Our souls (at least in this life) may be extrinsically dependent on the body (especially the brain) to have appropriate data to think about. We need memory, perception, and other bodily functions in order to think. But that is an extrinsic dependence, as thinking itself is an immaterial process which is not carried out by any material organ. Thinking is therefore intrinsically independent from matter, and so is the intellect, even though it may be extrinsically dependent on the body to at least have intelligible data to work with, at least in this life.
Jeremy Taylor wrote:
Miguel wrote:
Yes, because our immaterial intellect carries out operations independently from our bodies, so it subsists after death. So the most fundamental form of our humanity - our intellect - is immortal.
This proves immateriality, but does it prove immortality. That seems open to question. It seems to me that, on such premises, we could say that the mind is immaterial but is linked to the body and dies with it.
My argument is not just that the soul is immaterial therefore immortal; but that the soul is immaterial and carries out operations that are intrinsically independent from matter. It doesn't need the body for thinking. It needs it in order to have sufficient material to think about/with (an extrinsic relation), but the actual thinking is done all by itself independently from the body. As act follows being, that which can operate independently can also exist independently. So the soul is subsistent and immortal.

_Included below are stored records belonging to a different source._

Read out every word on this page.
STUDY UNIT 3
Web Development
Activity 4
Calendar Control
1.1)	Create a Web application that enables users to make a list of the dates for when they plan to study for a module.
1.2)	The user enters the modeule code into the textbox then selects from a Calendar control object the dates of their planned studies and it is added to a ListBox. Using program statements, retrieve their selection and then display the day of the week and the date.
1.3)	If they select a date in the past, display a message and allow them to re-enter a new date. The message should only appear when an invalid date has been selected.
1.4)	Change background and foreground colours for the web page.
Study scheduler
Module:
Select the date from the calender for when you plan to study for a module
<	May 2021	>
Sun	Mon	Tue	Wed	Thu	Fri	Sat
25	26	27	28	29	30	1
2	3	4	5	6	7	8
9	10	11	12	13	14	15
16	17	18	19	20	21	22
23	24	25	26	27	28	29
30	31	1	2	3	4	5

Posted by Miguel 4/14/2018 11:14 am | #10 |
DanielCC wrote:
On a sharper note: although I am open to some form of hylemorphic dualism there is a fundamental two-facedness in some Christians' endorsement of it - for sure these people will attack materialism but the moment one speaks of the disincarnate soul they will spout gobbets of Ryle and Wittgenstein and of Humean empiricism in an attempt to sabotage anything *too* spiritual in case it in jeopardizes dogma regarding the Resurrection of the Body. Hence all the rhetoric about 'impoverished states', 'the soul limping along' and Haldane's flirtation with soul sleep.
Agreed. I always found Ryle's critique to be somewhat exaggerated and motivated by the same materialistic prejudice one finds rampant in contemporary philosophy of mind. It's a mentality that has led philosophers to posit one failed model after another. And I find it a little weird how some Christians would go along with it, albeit in a more reserved manner (Anscombe, Geach and Braine all come to mind. And I admire them nonetheless, just disagree on that). Haldane has written in defense of the soul many times, however, contra the mere "non-materialism" Geach/Anscombe seemed to prefer, for instance.
I am a convinced hylemorphist, but I think people are sometimes too harsh with substance dualism. It is posited for reasons, and though hylemorphism may be better (in my view at least), saying "ghost in the machine" doesn't take those reasons away.
Wittgenstein had some important insights and contributions, but the anti-metaphysics sentiment he brought along was poisonous and sorely mistaken; thankfully most philosophers have once again realized there's no escaping metaphysics.